The pattern is intentionally simple: write a CSV from R, run the same
clarid-tools command you would run in a terminal, and read the encoded or
decoded CSV back into R. No R package or Perl-to-R bridge is required.
This is useful when R, R Markdown, Quarto, or an R-based pipeline prepares the metadata table but ClarID-Tools should remain the source of truth for encoding and decoding.
Before you start
Check whether clarid-tools is available in your shell:
Sys.which("clarid-tools")
If you are working from a repository checkout instead of an installed command, use the repository executable:
clarid_tools <- "bin/clarid-tools"
Otherwise:
clarid_tools <- "clarid-tools"
Minimal helper
Use system2() so each command-line option and value is passed as a separate
argument. It keeps the R code close to the CLI command while avoiding shell
quoting problems with paths and metadata values.
run_clarid <- function(args, output, executable = "clarid-tools") {
log <- system2(
executable,
args = args,
stdout = TRUE,
stderr = TRUE
)
status <- attr(log, "status")
if (!is.null(status) && status != 0) {
stop(paste(log, collapse = "\n"), call. = FALSE)
}
if (!file.exists(output)) {
stop(paste(log, collapse = "\n"), call. = FALSE)
}
output
}
Encode a table from R
Create a normal R data frame, write it to CSV, run clarid-tools code, and read
the encoded CSV back into R. The same approach works for larger tables generated
from Bioconductor objects, clinical metadata exports, or project spreadsheets.

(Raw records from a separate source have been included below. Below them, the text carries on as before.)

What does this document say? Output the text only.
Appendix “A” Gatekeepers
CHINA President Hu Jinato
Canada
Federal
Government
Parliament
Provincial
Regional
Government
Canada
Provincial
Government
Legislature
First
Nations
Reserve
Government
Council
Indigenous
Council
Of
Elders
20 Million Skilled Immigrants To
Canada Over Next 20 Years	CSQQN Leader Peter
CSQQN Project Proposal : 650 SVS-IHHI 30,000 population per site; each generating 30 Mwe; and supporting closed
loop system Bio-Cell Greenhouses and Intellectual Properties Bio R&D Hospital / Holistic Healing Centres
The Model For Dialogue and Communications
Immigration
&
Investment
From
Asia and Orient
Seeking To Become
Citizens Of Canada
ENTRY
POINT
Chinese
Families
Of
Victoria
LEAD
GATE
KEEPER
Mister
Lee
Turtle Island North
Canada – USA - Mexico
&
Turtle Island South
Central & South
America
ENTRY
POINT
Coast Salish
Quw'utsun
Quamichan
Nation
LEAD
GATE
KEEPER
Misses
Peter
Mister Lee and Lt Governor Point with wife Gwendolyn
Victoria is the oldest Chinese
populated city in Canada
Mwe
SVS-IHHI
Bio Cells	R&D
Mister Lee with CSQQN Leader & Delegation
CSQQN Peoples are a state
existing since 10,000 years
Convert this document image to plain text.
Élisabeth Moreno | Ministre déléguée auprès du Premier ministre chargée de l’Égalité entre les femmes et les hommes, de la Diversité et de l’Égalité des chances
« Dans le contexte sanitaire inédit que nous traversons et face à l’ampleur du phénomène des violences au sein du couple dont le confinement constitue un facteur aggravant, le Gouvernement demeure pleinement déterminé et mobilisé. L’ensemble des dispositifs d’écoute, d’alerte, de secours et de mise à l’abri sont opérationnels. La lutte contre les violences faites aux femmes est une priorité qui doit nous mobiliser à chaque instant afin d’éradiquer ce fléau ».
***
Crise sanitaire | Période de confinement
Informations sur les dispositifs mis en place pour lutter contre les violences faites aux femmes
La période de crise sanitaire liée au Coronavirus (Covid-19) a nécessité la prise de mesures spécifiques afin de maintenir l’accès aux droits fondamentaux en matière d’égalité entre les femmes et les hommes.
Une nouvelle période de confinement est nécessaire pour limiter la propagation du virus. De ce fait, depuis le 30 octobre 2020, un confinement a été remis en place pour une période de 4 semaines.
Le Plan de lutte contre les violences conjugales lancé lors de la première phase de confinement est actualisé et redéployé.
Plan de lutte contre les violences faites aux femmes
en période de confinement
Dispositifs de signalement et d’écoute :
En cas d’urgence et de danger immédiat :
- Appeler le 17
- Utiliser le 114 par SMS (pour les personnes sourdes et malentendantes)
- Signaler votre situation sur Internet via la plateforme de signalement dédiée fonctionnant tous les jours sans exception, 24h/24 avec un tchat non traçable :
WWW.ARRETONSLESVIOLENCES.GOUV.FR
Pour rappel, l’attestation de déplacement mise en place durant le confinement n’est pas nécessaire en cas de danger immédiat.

clarid_tools <- "clarid-tools"
workdir <- tempfile("clarid-")
dir.create(workdir)
input_file <- file.path(workdir, "biosample.csv")

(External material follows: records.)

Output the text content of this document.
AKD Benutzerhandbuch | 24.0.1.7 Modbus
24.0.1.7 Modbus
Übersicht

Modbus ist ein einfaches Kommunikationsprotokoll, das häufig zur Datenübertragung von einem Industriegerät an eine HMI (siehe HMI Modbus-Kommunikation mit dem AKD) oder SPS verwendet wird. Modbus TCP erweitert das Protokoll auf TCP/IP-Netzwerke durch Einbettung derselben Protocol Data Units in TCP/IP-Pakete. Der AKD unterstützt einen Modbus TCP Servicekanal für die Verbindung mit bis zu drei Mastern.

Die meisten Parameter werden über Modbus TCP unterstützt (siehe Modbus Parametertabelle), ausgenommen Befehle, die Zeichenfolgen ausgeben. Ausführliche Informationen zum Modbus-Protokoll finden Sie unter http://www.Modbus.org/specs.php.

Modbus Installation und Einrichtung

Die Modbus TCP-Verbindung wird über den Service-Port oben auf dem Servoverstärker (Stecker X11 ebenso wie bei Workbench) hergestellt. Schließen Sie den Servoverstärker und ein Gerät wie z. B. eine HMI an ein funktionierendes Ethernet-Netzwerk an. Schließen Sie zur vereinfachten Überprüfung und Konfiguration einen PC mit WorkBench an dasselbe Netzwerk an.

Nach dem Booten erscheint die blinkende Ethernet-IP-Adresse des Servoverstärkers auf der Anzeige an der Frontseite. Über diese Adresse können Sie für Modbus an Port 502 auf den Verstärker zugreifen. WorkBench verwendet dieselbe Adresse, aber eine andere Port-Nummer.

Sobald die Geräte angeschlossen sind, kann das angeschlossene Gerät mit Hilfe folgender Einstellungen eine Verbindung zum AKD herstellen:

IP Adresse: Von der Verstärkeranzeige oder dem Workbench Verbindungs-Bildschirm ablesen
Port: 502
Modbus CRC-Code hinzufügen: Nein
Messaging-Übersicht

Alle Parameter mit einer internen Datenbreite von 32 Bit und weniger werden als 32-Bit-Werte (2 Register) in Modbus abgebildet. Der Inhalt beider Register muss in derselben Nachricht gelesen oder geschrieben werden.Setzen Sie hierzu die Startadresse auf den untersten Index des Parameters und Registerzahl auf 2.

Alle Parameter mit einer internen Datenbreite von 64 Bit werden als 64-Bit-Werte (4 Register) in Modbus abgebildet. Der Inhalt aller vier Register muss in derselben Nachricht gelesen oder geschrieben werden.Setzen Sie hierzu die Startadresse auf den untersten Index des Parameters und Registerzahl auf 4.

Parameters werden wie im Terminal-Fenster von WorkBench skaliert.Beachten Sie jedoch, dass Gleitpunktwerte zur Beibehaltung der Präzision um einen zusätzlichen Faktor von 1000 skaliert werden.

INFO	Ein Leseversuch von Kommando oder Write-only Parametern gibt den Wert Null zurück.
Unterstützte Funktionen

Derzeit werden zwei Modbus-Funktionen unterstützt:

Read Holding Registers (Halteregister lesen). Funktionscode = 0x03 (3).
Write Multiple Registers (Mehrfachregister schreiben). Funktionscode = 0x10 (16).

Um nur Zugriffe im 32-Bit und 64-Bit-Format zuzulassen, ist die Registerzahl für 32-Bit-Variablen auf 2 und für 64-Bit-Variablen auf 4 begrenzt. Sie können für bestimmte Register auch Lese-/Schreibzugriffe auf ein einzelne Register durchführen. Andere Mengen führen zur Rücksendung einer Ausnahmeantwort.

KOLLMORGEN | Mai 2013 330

output_file <- file.path(workdir, "biosample_encoded.csv")
biosamples <- data.frame(
unique_id = c("samp001", "samp002"),
subject_id = c(1, 2),
project = c("TCGA-AML", "TCGA-AML"),
species = c("Human", "Mouse"),
tissue = c("Liver", "Brain"),
sample_type = c("Normal", "Tumor"),
assay = c("RNA_seq", "ChIP_seq"),
condition = c("Z77.22", "Z77.22"),
timepoint = c("Baseline", "Treatment"),
duration = c("P1D", "P7W"),
batch = c(1, 2),
replicate = c(5, 2),
check.names = FALSE
)
write.csv(biosamples, input_file, row.names = FALSE, quote = TRUE)
run_clarid(
args = c(
"code",
"--entity", "biosample",
"--format", "human",
"--action", "encode",
"--infile", input_file,
"--sep", ",",
"--outfile", output_file
),
output = output_file,
executable = clarid_tools
)
encoded <- read.csv(output_file, check.names = FALSE)
encoded$clar_id
Decode IDs from R
Use the same pattern for decoding. The input table needs a clar_id column for
human-format identifiers or a stub_id column for stub-format identifiers.

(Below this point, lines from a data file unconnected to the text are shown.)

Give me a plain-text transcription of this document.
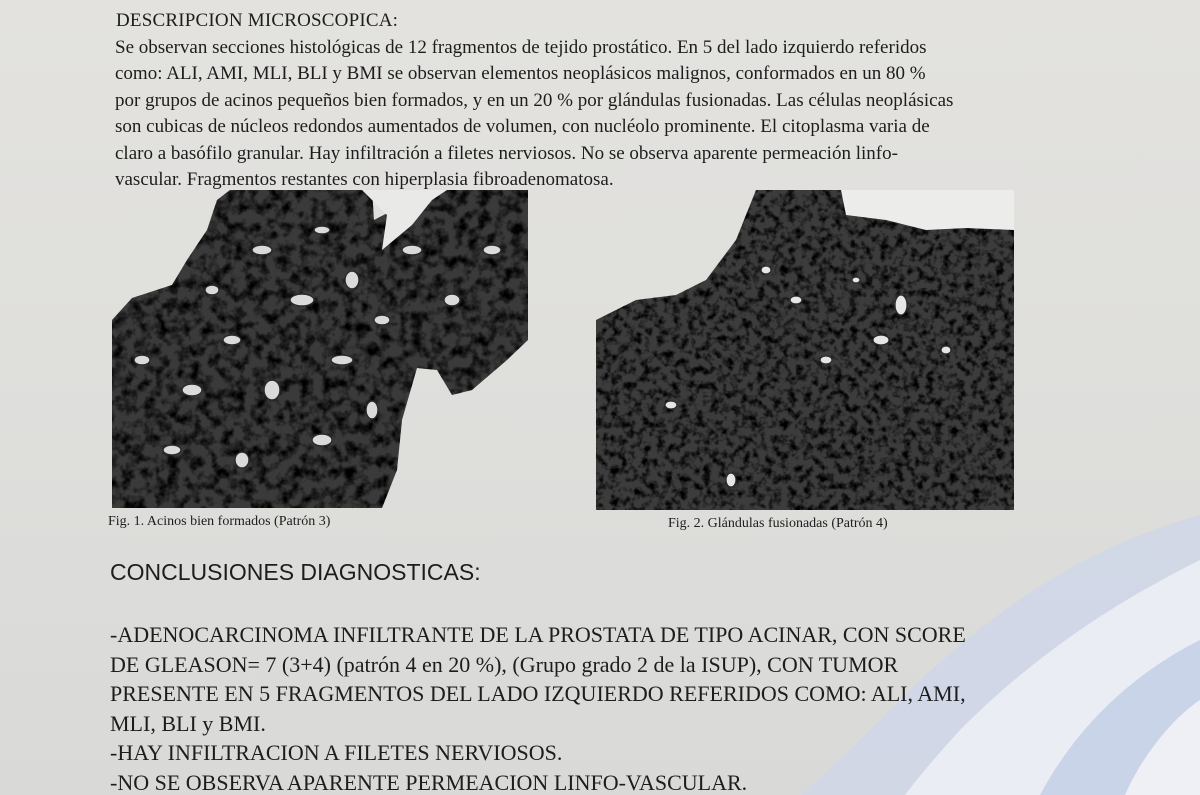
DESCRIPCION MICROSCOPICA:

Se observan secciones histológicas de 12 fragmentos de tejido prostático. En 5 del lado izquierdo referidos
como: ALI, AMI, MLI, BLI y BMI se observan elementos neoplásicos malignos, conformados en un 80 %
por grupos de acinos pequeños bien formados, y en un 20 % por glándulas fusionadas. Las células neoplásicas
son cubicas de núcleos redondos aumentados de volumen, con nucléolo prominente. El citoplasma varia de
claro a basófilo granular. Hay infiltración a filetes nerviosos. No se observa aparente permeación linfo-
vascular. Fragmentos restantes con hiperplasia fibroadenomatosa.

Fig. 1. Acinos bien formados (Patrón 3)	Fig. 2. Glándulas fusionadas (Patrón 4)

CONCLUSIONES DIAGNOSTICAS:

-ADENOCARCINOMA INFILTRANTE DE LA PROSTATA DE TIPO ACINAR, CON SCORE
DE GLEASON= 7 (3+4) (patrón 4 en 20 %), (Grupo grado 2 de la ISUP), CON TUMOR
PRESENTE EN 5 FRAGMENTOS DEL LADO IZQUIERDO REFERIDOS COMO: ALI, AMI,
MLI, BLI y BMI.
-HAY INFILTRACION A FILETES NERVIOSOS.
-NO SE OBSERVA APARENTE PERMEACION LINFO-VASCULAR.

decode_input <- file.path(workdir, "biosample_to_decode.csv")
decode_output <- file.path(workdir, "biosample_decoded.csv")
write.csv(
encoded[, c("unique_id", "clar_id")],
decode_input,
row.names = FALSE,
quote = TRUE
)
run_clarid(
args = c(
"code",
"--entity", "biosample",
"--format", "human",
"--action", "decode",
"--infile", decode_input,
"--sep", ",",
"--outfile", decode_output
),
output = decode_output,
executable = clarid_tools
)
decoded <- read.csv(decode_output, check.names = FALSE)
decoded
Notes
- Add
--codebook /path/to/clarid-codebook.yamlwhen using a project-specific codebook. If omitted, ClarID-Tools uses the packaged default codebook. - Keep generated files in a project or temporary directory so R, shell scripts, and workflow managers can all inspect the same inputs and outputs.
- For Docker-based runs, use the same
system2()pattern but calldockeras the executable and pass the ClarID-Tools command as container arguments.